Property Description
St. Anselm was a Benedictine Monk, philosopher and a prelate of the Church who held the office of Archbishop of Canterbury from 1093 to 1109.
St. Anselm’s Place is a through road between Davies Street and Gilbert Street in Westminster. The Mews contains only 5 properties and is oriented in an east-west direction, close to Davies Mews, another original/surviving Mews accessed from Davies Street.
In 1940, a high explosive bomb is recorded falling somewhere on South Molton Lane, just north-east of the Mews.
When the London Poverty Maps were published, the area was noted as having comfortable living conditions with average household salaries.

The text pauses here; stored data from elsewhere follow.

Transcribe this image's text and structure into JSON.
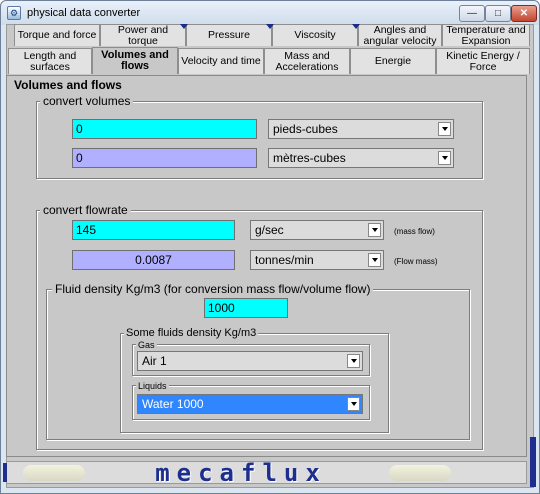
{
  "window": {
    "title": "physical data converter",
    "app_icon": "app-icon",
    "controls": {
      "minimize": "—",
      "maximize": "□",
      "close": "✕"
    }
  },
  "tabs_row1": [
    {
      "label": "Torque and force",
      "mark": false
    },
    {
      "label": "Power and torque",
      "mark": false
    },
    {
      "label": "Pressure",
      "mark": true
    },
    {
      "label": "Viscosity",
      "mark": true
    },
    {
      "label": "Angles and angular velocity",
      "mark": true
    },
    {
      "label": "Temperature and Expansion",
      "mark": false
    }
  ],
  "tabs_row2": [
    {
      "label": "Length and surfaces",
      "active": false
    },
    {
      "label": "Volumes and flows",
      "active": true
    },
    {
      "label": "Velocity and time",
      "active": false
    },
    {
      "label": "Mass and Accelerations",
      "active": false
    },
    {
      "label": "Energie",
      "active": false
    },
    {
      "label": "Kinetic Energy / Force",
      "active": false
    }
  ],
  "panel": {
    "title": "Volumes and flows",
    "volumes": {
      "label": "convert volumes",
      "value1": "0",
      "unit1": "pieds-cubes",
      "value2": "0",
      "unit2": "mètres-cubes"
    },
    "flowrate": {
      "label": "convert flowrate",
      "value1": "145",
      "unit1": "g/sec",
      "note1": "(mass flow)",
      "value2": "0.0087",
      "unit2": "tonnes/min",
      "note2": "(Flow mass)"
    },
    "density": {
      "label": "Fluid  density Kg/m3  (for conversion mass flow/volume flow)",
      "value": "1000",
      "fluids": {
        "label": "Some fluids density Kg/m3",
        "gas_label": "Gas",
        "gas_value": "Air 1",
        "liquids_label": "Liquids",
        "liquids_value": "Water 1000"
      }
    }
  },
  "footer": {
    "logo": "mecaflux"
  },
  "colors": {
    "input_cyan": "#00ffff",
    "input_lavender": "#b0b0ff",
    "selected_blue": "#2f86ff",
    "logo_blue": "#1d2e8e"
  }
}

The Mews is part of Westminster City Council’s Mayfair Conservation Area; first designated in 1969, it derives its name from a fair held in the month of May in fields around the site of today’s Shepherd Market. The area is dominated by fashionable town-houses (and their Mews) reflecting the history of English domestic architecture from the early 18th to the early 20th century.
On the site until 1939 was Balfour & Turner’s church of St Anselm, of 1894 – 6. No. 23 St. Anselm’s Place is a tiny residence built in 1966-7 by Claud Phillimore, for the 4th Duke of Westminster. The two and three storey, plain and painted brickwork buildings have a mixture of mansard, gable and parapet roofs surrounded by a tarmacadam road surface and raised pavements.
Everchanging Nature
Originally the stable blocks for the main terraces in the surrounding area, the properties are now used for both residential and commercial purposes, in the form of small businesses. Some of the properties have been redeveloped. Conservation Area controls apply to any new development in the Mews.